About the job Site Reliability Engineers (SREs)
Hiring Position: Site Reliability Engineers (SREs): Open to All Nationalities
Working Condition: 100% On-Site: BTS Accessible
Location: Bangkok, Thailand
Pay Rate: THB 75000 TO THB 100000
_______________________________________________________________________
About the Role:
Our client is looking for Site Reliability Engineers (SREs) to join their team and play a critical role in enhancing the quality of software processes and services in production. SREs act as a bridge between development and operations, designing code to automate processes and improve the efficiency of deliverables. They are responsible for the availability, performance, efficiency, monitoring, capacity planning, and overall reliability of the services they manage.
________________________________________________________________________
Responsibilities:
- Monitor the health of services and collaborate with developers to increase the velocity of changes using built-in support for service monitoring.
- Define metrics for SLIs (Service Level Indicators), set SLOs (Service Level Objectives), and track error budgets to mitigate service risks.
- Use dashboards to aggregate metrics and logs, including golden signals, to reduce MTTR (Mean Time to Recovery) and quickly assess service health.
- Take ownership of platform-related incident management and resolution, ensuring timely communication and effective problem-solving.
- Automate provisioning and maintenance tasks using scripts and automation tools.
________________________________________
Qualifications:
- Junior Level: 3 to 5 years of experience as a software engineer or systems administrator with a willingness to transition into an SRE role.
- Senior Level: A minimum of 5 years of experience as an SRE.
- Proficiency in at least one programming language (e.g., Bash, Python, PowerShell).

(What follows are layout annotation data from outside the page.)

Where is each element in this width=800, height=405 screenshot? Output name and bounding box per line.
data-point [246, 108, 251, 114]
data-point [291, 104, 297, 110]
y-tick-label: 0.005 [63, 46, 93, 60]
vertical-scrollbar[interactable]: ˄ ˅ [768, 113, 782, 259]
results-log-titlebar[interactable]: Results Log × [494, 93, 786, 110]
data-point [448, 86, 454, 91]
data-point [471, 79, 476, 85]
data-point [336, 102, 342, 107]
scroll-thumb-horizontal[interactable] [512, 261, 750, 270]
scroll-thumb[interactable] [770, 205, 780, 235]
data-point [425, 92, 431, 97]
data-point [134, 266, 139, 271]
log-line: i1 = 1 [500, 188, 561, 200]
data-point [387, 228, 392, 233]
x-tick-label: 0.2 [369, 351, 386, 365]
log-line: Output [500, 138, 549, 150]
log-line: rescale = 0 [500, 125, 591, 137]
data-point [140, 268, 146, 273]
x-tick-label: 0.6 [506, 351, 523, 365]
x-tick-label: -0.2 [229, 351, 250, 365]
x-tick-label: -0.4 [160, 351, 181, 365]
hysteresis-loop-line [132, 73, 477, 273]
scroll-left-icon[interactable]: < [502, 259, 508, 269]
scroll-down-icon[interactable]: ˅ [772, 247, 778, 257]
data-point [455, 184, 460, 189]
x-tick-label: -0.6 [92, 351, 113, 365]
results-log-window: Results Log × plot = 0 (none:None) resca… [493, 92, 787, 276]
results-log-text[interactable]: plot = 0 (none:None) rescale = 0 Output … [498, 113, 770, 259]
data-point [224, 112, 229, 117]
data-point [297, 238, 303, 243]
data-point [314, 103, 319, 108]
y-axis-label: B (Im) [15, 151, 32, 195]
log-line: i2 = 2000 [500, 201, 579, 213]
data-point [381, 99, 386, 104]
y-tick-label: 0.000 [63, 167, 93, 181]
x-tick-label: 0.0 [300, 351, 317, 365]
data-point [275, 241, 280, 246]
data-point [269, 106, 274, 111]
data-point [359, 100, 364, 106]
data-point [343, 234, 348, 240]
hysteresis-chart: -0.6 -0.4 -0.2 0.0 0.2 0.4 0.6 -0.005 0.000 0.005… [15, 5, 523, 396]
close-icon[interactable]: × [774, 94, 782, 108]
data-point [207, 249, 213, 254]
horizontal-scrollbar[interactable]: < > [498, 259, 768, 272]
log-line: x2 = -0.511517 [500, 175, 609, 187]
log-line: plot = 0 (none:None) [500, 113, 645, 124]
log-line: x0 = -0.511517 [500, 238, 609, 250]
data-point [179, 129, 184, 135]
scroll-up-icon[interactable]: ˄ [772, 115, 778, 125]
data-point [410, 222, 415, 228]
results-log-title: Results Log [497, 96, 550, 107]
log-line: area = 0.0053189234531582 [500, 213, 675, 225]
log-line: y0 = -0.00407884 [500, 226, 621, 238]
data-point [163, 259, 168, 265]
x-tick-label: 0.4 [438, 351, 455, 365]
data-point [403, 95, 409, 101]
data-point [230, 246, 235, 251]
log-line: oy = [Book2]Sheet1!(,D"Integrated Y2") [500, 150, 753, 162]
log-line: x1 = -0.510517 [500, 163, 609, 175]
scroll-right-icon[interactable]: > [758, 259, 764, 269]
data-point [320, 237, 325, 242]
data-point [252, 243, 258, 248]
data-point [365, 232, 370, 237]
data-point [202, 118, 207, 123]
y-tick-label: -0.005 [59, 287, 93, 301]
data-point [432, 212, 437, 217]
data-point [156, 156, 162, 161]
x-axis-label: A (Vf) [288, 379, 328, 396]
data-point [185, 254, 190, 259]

- Hands-on experience with observability tools such as Datadog, Grafana, ElasticSearch, and Kibana.
- Familiarity with cloud services (e.g., AWS).
- Strong command of English, both spoken and written.
________________________________________
Nice to Have:
- Knowledge of best practices and IT operations for always-available, highly scalable services.
- Experience with automation tools and CI/CD platforms (e.g., GitHub Actions, Jenkins, Ansible, Terraform).
- Familiarity with containerization and container orchestration tools, including Docker, Kubernetes (K8s), and Helm.
- Understanding of IT Service Management (ITSM) processes, such as incident, problem, and change management.